POLÍCIA CIVIL
Rapper Oruam e família são alvos de operação contra o CV
Ação da PC visa desarticular braço financeiro da facção no Rio de Janeiro
A Polícia Civil realizou nessa quarta-feira (29) uma operação que teve como alvos o rapper Oruam e sua família: o pai, Márcio dos Santos Nepomuceno, o Marcinho VP, a mãe, Márcia Gama dos Santos Nepomuceno, e seu irmão, Lucas Santos Nepomuceno. Segundo a DRE (Delegacia de Repressão a Entorpecentes), a ação visa desarticular o braço financeiro do Comando Vermelho.
Oruam está foragido desde fevereiro, após violar o uso de tornozeleira eletrônica, de acordo com a Justiça estadual. Procurado na manhã dessa quarta, seu advogado, Fernando Henrique Cardoso, disse que irá se pronunciar após ter acesso ao processo.
A operação também mira suspeitos de liderar o Comando Vermelho. Um homem apontado como operador financeiro da facção havia sido preso.
A ação cumpriu mandados em endereços ligados a investigados em Jacarepaguá e na Barra da Tijuca, na zona sudoeste do Rio. Agentes também estiveram em uma casa de Oruam, em Angra dos Reis, na Costa Verde.
Oruam foi preso em julho de 2025 após virar réu por de tentativa de homicídio contra o delegado Moyses Santana Gomes e o oficial Alexandre Alves Ferraz, da Polícia Civil do Rio de Janeiro. Ele passou 69 dias na prisão e deixou o local usando uma máscara do Homem-Aranha.
O artista havia passado a usar tornozeleira eletrônica ao deixar a prisão, em 30 de setembro do ano passado. Desde então, segundo a Secretaria de Estado de Administração Penitenciária, o equipamento registrou 66 violações, todas atribuídas à falta de carregamento da bateria.
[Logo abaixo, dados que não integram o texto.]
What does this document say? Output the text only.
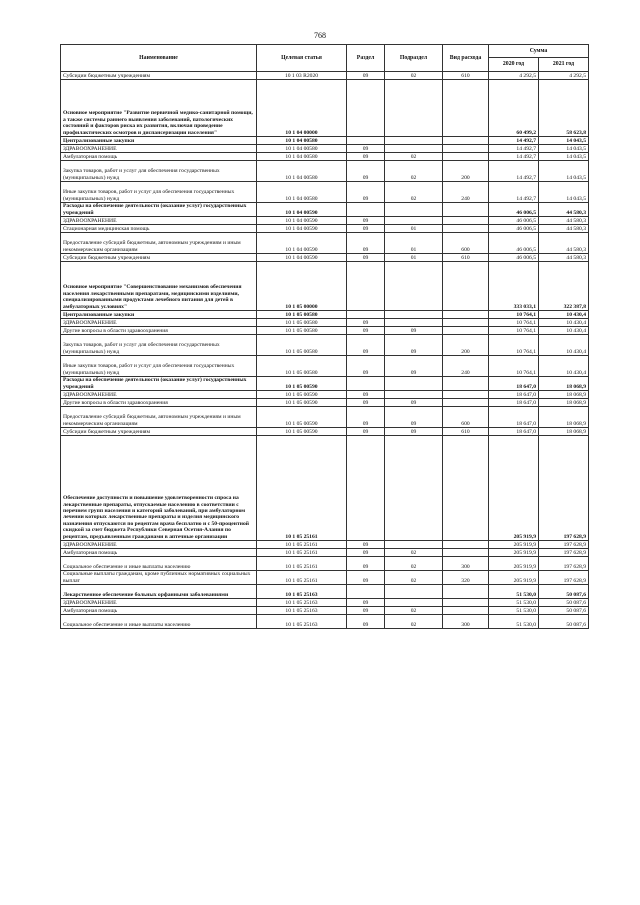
768
Наименование	Целевая статья	Раздел	Подраздел	Вид расхода	Сумма	
					2020 год	2021 год
Субсидии бюджетным учреждениям	10 1 03 R2020	09	02	610	4 292,5	4 292,5
Основное мероприятие "Развитие первичной медико-санитарной помощи, а также системы раннего выявления заболеваний, патологических состояний и факторов риска их развития, включая проведение профилактических осмотров и диспансеризации населения"	10 1 04 00000				60 499,2	58 623,8
Централизованные закупки	10 1 04 00580				14 492,7	14 043,5
ЗДРАВООХРАНЕНИЕ	10 1 04 00580	09			14 492,7	14 043,5
Амбулаторная помощь	10 1 04 00580	09	02		14 492,7	14 043,5
Закупка товаров, работ и услуг для обеспечения государственных (муниципальных) нужд	10 1 04 00580	09	02	200	14 492,7	14 043,5
Иные закупки товаров, работ и услуг для обеспечения государственных (муниципальных) нужд	10 1 04 00580	09	02	240	14 492,7	14 043,5
Расходы на обеспечение деятельности (оказание услуг) государственных учреждений	10 1 04 00590				46 006,5	44 580,3
ЗДРАВООХРАНЕНИЕ	10 1 04 00590	09			46 006,5	44 580,3
Стационарная медицинская помощь	10 1 04 00590	09	01		46 006,5	44 580,3
Предоставление субсидий бюджетным, автономным учреждениям и иным некоммерческим организациям	10 1 04 00590	09	01	600	46 006,5	44 580,3
Субсидии бюджетным учреждениям	10 1 04 00590	09	01	610	46 006,5	44 580,3
Основное мероприятие "Совершенствование механизмов обеспечения населения лекарственными препаратами, медицинскими изделиями, специализированными продуктами лечебного питания для детей в амбулаторных условиях"	10 1 05 00000				333 033,1	322 387,8
Централизованные закупки	10 1 05 00580				10 764,1	10 430,4
ЗДРАВООХРАНЕНИЕ	10 1 05 00580	09			10 764,1	10 430,4
Другие вопросы в области здравоохранения	10 1 05 00580	09	09		10 764,1	10 430,4
Закупка товаров, работ и услуг для обеспечения государственных (муниципальных) нужд	10 1 05 00580	09	09	200	10 764,1	10 430,4
Иные закупки товаров, работ и услуг для обеспечения государственных (муниципальных) нужд	10 1 05 00580	09	09	240	10 764,1	10 430,4
Расходы на обеспечение деятельности (оказание услуг) государственных учреждений	10 1 05 00590				18 647,0	18 068,9
ЗДРАВООХРАНЕНИЕ	10 1 05 00590	09			18 647,0	18 068,9
Другие вопросы в области здравоохранения	10 1 05 00590	09	09		18 647,0	18 068,9
Предоставление субсидий бюджетным, автономным учреждениям и иным некоммерческим организациям	10 1 05 00590	09	09	600	18 647,0	18 068,9
Субсидии бюджетным учреждениям	10 1 05 00590	09	09	610	18 647,0	18 068,9
Обеспечение доступности и повышение удовлетворенности спроса на лекарственные препараты, отпускаемые населению в соответствии с перечнем групп населения и категорий заболеваний, при амбулаторном лечении которых лекарственные препараты и изделия медицинского назначения отпускаются по рецептам врача бесплатно и с 50-процентной скидкой за счет бюджета Республики Северная Осетия-Алания по рецептам, предъявленным гражданами в аптечные организации	10 1 05 25161				205 919,9	197 628,9
ЗДРАВООХРАНЕНИЕ	10 1 05 25161	09			205 919,9	197 628,9
Амбулаторная помощь	10 1 05 25161	09	02		205 919,9	197 628,9
Социальное обеспечение и иные выплаты населению	10 1 05 25161	09	02	300	205 919,9	197 628,9
Социальные выплаты гражданам, кроме публичных нормативных социальных выплат	10 1 05 25161	09	02	320	205 919,9	197 628,9
Лекарственное обеспечение больных орфанными заболеваниями	10 1 05 25163				51 530,0	50 087,6
ЗДРАВООХРАНЕНИЕ	10 1 05 25163	09			51 530,0	50 087,6
Амбулаторная помощь	10 1 05 25163	09	02		51 530,0	50 087,6
Социальное обеспечение и иные выплаты населению	10 1 05 25163	09	02	300	51 530,0	50 087,6
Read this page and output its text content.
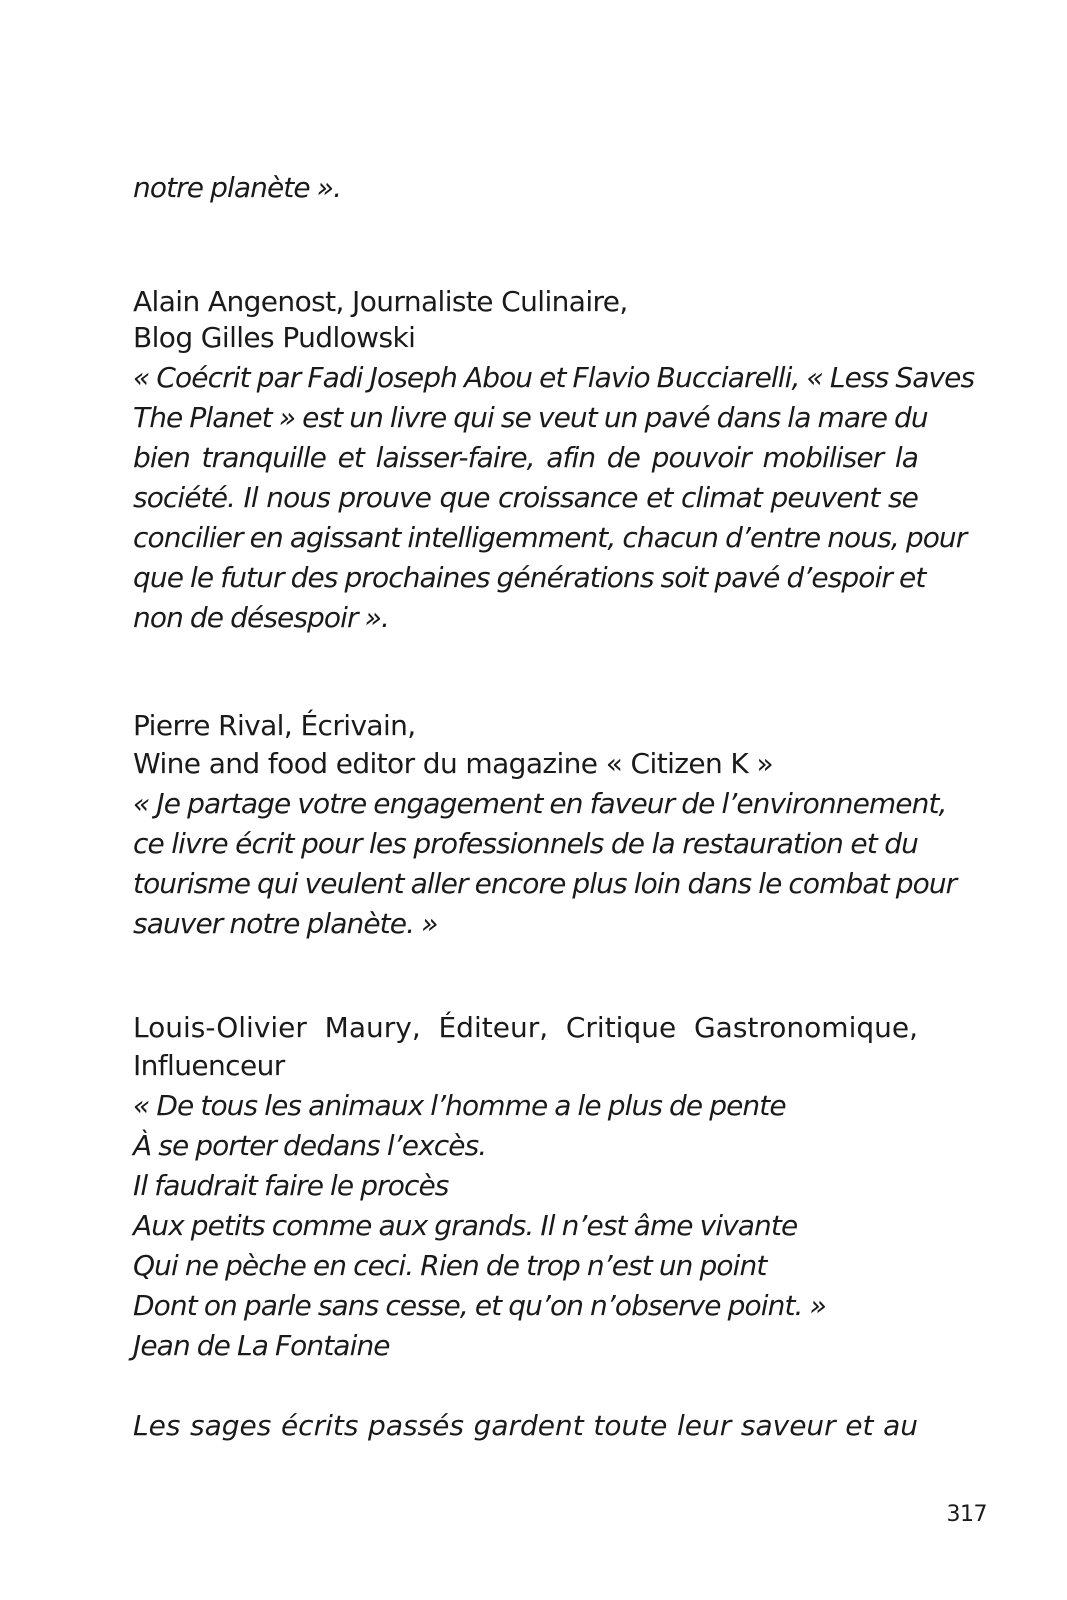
notre planète ».
Alain Angenost, Journaliste Culinaire,
Blog Gilles Pudlowski
« Coécrit par Fadi Joseph Abou et Flavio Bucciarelli, « Less Saves
The Planet » est un livre qui se veut un pavé dans la mare du
bien tranquille et laisser-faire, afin de pouvoir mobiliser la
société. Il nous prouve que croissance et climat peuvent se
concilier en agissant intelligemment, chacun d’entre nous, pour
que le futur des prochaines générations soit pavé d’espoir et
non de désespoir ».
Pierre Rival, Écrivain,
Wine and food editor du magazine « Citizen K »
« Je partage votre engagement en faveur de l’environnement,
ce livre écrit pour les professionnels de la restauration et du
tourisme qui veulent aller encore plus loin dans le combat pour
sauver notre planète. »
Louis-Olivier Maury, Éditeur, Critique Gastronomique,
Influenceur
« De tous les animaux l’homme a le plus de pente
À se porter dedans l’excès.
Il faudrait faire le procès
Aux petits comme aux grands. Il n’est âme vivante
Qui ne pèche en ceci. Rien de trop n’est un point
Dont on parle sans cesse, et qu’on n’observe point. »
Jean de La Fontaine
Les sages écrits passés gardent toute leur saveur et au
317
Márcia Gama já havia sido absolvida em um processo semelhante, no qual ela era acusada de servir como elo entre o marido, Marcinho VP, que cumpre pena em um presídio federal, e traficantes de uma facção criminosa. No início deste mês, a Justiça também determinou o recolhimento de outro mandado de prisão expedido com base nas mesmas acusações. Na ocasião, a defesa sustentou a ilegalidade do pedido, destacando a ausência de novas provas e o fato de as acusações já terem sido analisadas em julgamento anterior.
Em novembro de 2025, a Justiça do Rio de Janeiro decidiu manter Marcinho VP, 55, por mais três anos no sistema de presídios federal. Segundo a polícia, ele é líder máximo do Comando Vermelho e considerado de alta periculosidade. Sua prisão ocorreu em setembro de 1996 sob acusação de comandar o tráfico no Complexo do Alemão, na zona norte, e possui condenações que somam 55 anos e oito meses de reclusão.
A advogada Flávia Froes, que atua na defesa de Marcinho VP, afirmou na manhã dessa quarta que enviará uma nota a respeito da operação.
Segundo a polícia, a operação é fruto de cerca de um ano de investigações, período em que os policiais teriam identificado e mapeado o funcionamento da estrutura financeira da organização criminosa.